Saltillo’s Summer Fair: it’s not bad
As an American having only lived here in Saltillo, Coahuila, for less than a year I often find pleasant cultural surprises in my new home town. Though the border to Texas is only about three hours away, the cultures of the US and Mexico are worlds apart. It certainly staggers in comparison to the cultural variances between the United States’ other neighbor Canada.
The state and county fairs I grew up with are known internationally as agriculture shows, or a sort of trade show for all things pertaining to farms and farmers. For the rest of us it’s a place to ride roller coasters, play games for stuffed animals, watch live music, and scarf down elephant ears and cotton candy. I didn’t see any elephant ears at Saltillo’s feria but nothing else was missing: and at 35 pesos (well under three US dollars) for admission I couldn’t complain.
As an expatriate I moved here to immerse myself in a different culture, but I often find myself looking for scenery that reminds me of my home country. Mexico’s summer ferias are perfect mix of the North American county fair theme and a uniquely Mexican culture center with hints of other Latin American influence.
The arts and crafts venders as well as the stop-and-go eateries come from far and wide. Merchants from all over Mexico, the Caribbean, Central America and other parts set up to sell their goods to fair goers. I ate Korean sweet bread across the walkway from a Cuban garb vender. Indigenous Mexicans also set up shop wearing their traditional clothing and selling jewelry and other crafts.

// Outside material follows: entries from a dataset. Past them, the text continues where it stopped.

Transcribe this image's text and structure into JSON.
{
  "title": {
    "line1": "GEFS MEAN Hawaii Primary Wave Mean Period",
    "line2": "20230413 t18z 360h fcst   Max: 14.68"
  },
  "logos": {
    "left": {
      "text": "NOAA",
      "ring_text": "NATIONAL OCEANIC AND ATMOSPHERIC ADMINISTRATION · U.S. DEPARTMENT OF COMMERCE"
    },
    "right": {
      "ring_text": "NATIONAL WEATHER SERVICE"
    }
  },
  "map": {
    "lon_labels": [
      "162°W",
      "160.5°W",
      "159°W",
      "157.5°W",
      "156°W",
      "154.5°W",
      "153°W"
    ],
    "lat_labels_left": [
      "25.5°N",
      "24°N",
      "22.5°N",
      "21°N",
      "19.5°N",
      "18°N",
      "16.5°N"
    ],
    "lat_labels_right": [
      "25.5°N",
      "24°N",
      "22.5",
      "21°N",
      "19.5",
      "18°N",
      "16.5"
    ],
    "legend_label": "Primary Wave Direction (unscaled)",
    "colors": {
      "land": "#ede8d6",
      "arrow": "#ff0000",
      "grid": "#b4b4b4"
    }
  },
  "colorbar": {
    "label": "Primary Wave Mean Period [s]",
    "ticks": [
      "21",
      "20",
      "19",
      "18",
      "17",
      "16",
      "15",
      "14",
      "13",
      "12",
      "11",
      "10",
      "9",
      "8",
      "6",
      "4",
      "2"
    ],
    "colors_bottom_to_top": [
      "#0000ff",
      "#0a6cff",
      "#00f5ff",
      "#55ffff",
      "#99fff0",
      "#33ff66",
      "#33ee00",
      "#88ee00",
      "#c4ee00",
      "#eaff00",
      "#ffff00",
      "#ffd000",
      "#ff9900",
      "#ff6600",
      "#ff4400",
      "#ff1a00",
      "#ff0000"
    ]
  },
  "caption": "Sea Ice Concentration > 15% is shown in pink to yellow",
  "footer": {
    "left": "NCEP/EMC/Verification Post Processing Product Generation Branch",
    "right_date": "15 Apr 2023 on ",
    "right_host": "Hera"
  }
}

While there was a plethora of international aspects to this annual two-week festival, there was plenty of Mexican culture to go around. And that’s really what I’m here for after all. Admission to the fair also includes a chance to see live music and other performers that normally you could expect to pay 200 pesos to see at a regular tour show.
At the main stage play Mexican bands that I hear every day on the radio. Groups such as Banda Jerez, Los Titanes de Durango, and Sonora Dinamita play popular genres such as: Banda, music originating from central Mexico identifiable by their implementation of brass instruments; also the more popular style of music in Saltillo’s home northern region of Mexico, Norteña is easy to spot because it usually has an accordion playing; and Cumbia music originating from Columbia and Panama, has an identifiable Caribbean/Latin rhythm that’s accented with maracas for percussion. Whether streaming from the performers on stage or blaring from the speakers at a carnival game, there’s plenty of music to go around at the feria.
Speaking of the carnival games, this was something that deviated very little from my North American experience. Not a week before first visiting the feria I was at the Circus Circus casino in Las Vegas on vacation. I saw the same games and prizes here in Saltillo, but for a fraction of the price. And there were no token or ticket bureaucracies involved. A game that would cost two dollars in tokens to play in the US was only 10 pesos, or about 80 cents US. I was happy to see in this aspect most things were about one third the price of what I pay north of the border.
The rides are what always draw me the fair, and it’s what drew me the feria as well. They were the same roller-coasters as the ones we have the US, even with the signs and marquees still in English. I could have wished to pay less for these. The kiddie rides were 20 pesos each, the upsy-daisy not-for-the-weak-stomach rides with the long wait time cost 40 pesos per person, and a romantic Ferris wheel go charged 30 pesos per lover.
The Feria of Saltillo is definitely worth your time and money to check out if you’re in the area. I plan to stop by a couple more times this summer for the live music alone. It runs from July 12th to August 5th here in Saltillo, Coah., at the Teatro del Pueblo. It’s also a nice consideration that the admission proceeds go to a long list of non-profit groups.
Saltillo is a city of only 650k people. Like the US the more people in the area, the bigger and better the fair. The ferias happen are all over Mexico from June to September. Inquire locally through radio, bill boards and newspaper to find your feria.